Futbolda “Raşomon” öyküsü
Olay saha içinde yaşandı. Bize anlatanlar, taraflardan biri… Hakem Zorbay Küçük, Galatasaray-Başakşehir maçında çevresini saran, VAR’la konuşması sırasında alışılmış abuk taktik anlayışıyla sürekli konuşup baskı yapan oyunculara “Go away” demiş. Bunun Türkçe karşılığı “uzaklaş”… Sahadaki karşılığı da “açılın”… Ama Zorbay Küçük “Go ulan” demiş gibi anlatıyor Galatasaray tarafı.. Bir kelime İngilizce diğeri Türkçe: Gidin lan! Önce Antrenör Necati Ateş, sonra da Teknik Direktör Fatih Terim, Zorbay Küçük’e ders verir gibi “Haddini bil böyle konuşamazsın” diyor.
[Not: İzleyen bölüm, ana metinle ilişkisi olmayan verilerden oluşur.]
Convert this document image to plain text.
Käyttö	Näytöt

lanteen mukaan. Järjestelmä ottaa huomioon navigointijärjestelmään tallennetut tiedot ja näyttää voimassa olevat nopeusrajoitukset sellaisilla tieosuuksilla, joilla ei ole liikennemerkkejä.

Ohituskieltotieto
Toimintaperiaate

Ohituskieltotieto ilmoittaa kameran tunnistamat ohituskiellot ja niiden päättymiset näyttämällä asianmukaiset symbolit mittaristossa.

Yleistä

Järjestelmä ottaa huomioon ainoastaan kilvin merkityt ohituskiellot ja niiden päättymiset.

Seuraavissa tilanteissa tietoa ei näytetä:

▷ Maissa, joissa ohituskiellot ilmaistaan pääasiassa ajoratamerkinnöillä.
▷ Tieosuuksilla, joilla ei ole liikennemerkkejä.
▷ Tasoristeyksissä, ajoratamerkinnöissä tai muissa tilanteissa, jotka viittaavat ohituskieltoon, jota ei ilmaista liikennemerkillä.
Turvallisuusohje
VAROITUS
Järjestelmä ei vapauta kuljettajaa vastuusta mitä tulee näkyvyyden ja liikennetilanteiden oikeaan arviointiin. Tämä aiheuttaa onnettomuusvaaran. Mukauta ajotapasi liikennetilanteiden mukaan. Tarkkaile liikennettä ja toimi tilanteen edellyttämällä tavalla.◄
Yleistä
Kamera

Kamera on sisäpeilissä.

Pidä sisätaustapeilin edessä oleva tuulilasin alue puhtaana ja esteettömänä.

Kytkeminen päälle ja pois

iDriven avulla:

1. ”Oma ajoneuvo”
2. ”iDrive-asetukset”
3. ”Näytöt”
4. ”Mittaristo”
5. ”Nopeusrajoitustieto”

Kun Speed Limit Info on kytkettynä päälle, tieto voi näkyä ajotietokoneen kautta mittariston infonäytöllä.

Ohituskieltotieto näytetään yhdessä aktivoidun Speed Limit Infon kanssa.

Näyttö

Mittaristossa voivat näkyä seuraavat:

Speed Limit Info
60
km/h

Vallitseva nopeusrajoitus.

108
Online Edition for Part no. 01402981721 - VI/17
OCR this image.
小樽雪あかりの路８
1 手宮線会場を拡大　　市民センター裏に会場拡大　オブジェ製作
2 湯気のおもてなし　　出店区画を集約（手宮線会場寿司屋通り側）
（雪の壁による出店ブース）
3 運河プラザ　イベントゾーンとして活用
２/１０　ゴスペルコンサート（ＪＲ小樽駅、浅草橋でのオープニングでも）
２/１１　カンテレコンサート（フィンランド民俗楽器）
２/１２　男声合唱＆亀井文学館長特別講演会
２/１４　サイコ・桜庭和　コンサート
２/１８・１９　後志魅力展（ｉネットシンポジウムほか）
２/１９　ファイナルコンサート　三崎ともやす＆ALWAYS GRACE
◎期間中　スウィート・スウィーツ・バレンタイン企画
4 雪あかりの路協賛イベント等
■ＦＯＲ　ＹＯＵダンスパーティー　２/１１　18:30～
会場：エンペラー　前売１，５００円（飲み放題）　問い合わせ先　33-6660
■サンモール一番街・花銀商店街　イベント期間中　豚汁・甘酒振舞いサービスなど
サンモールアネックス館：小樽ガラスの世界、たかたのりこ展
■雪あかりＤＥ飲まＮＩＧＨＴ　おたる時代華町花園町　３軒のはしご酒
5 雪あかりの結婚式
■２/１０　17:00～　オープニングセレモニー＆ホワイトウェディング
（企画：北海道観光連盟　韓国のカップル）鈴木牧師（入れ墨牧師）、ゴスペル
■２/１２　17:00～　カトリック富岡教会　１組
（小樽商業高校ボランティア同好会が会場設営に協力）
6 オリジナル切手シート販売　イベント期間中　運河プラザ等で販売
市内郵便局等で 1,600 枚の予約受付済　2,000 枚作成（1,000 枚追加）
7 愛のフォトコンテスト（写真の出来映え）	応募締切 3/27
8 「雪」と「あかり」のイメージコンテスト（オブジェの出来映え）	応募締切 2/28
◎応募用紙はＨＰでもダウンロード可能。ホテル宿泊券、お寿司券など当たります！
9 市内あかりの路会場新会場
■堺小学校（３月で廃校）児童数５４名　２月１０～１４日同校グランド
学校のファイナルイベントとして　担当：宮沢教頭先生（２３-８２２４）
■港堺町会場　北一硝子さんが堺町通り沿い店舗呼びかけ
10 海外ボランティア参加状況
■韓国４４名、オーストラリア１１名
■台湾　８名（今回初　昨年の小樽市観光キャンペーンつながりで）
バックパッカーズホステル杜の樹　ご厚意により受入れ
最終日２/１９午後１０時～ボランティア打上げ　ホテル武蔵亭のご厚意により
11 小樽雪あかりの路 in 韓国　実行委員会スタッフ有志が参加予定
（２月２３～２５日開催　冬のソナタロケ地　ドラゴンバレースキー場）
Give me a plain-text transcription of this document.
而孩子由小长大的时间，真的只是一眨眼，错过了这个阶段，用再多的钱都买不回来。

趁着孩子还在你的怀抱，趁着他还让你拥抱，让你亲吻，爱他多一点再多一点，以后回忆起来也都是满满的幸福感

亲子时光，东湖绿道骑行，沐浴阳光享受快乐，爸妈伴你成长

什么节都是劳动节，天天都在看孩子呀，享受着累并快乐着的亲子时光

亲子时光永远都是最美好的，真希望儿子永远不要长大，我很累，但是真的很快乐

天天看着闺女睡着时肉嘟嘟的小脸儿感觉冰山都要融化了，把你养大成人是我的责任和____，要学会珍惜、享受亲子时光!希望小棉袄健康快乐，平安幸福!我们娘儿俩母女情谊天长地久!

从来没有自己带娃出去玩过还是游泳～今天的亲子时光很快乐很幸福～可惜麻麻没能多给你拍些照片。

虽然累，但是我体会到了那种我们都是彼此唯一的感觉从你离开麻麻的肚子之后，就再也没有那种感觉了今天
O konuşmalarda kendilerini bir üst statüye taşıyıp had bildirerek hakemi ast seviyesine indiriyorlar. Çok doğru değil. Yanlış. Güzel de değil, çirkin! Ya futbolcular yanlış anlamışsa? Ya bu olay Raşomon hikayesi gibi tüm tarafların aykırı ifadeleriyle bize anlatılıyorsa ne yapacağız? Ortada hepimizi meşgul eden bir olay var. Taraflardan biri, hem de farklı kişilerle iki kez konuşuyor. Öteki, hakem Zorbay Küçük susuyor.MHK Başkanı da susuyor. İki paragraflık bir açıklamayla olayı anlatıp hakeminin neler dediğini açıklar, konuyu kapatabilirdi. Hayır, susuyor. Hakemi yine yalnız kalıyor.
Garip atamalar
Galatasaray’ın haklı olduğu bir garip uygulama var: Hakem atamaları.. Rizespor deplasmanında Diagne’nin faullerle süslediği (!) ve Morutan’ın golüyle sonuçlanan slalomunda oyunu devam ettiren Ali Palabıyık ile VAR hakemi Abdülkadir Bitigen 10 haftadır maç alamıyor. Sivasspor-Galatasaray maçında Goutas-Diagne mücadelesinde hakem Ümit Öztürk’ü penaltı için uyarmayan VAR hakemi Arda Kardeşler ise dün akşamki Adana Demirspor-Galatasaray maçına atanıyor. Bakın bu çok yanlış.. Galatasaray’ın lehine hata yapanlara ağır ceza, aleyhine hata yapanlara da ödül gibi maçlar veriliyor. Ayıp oluyor.
Beşiktaş’a öneri
Önder Karaveli, bir dönem Serpil Hamdi Tüzün’ün üstlendiği gibi, sezon ortasında Beşiktaş A takımının sorumluluğunu aldı. İki maçta da liyakatini, kalitesini ve vizyonunu ortaya koydu. Beşiktaşlı yöneticiler papatya falını bıraksın, Önder Hoca ile sezon sonuna kadar el sıkışsın. O zaten her role hazır. Cesaret gösterin, en kısa yoldan karar verin!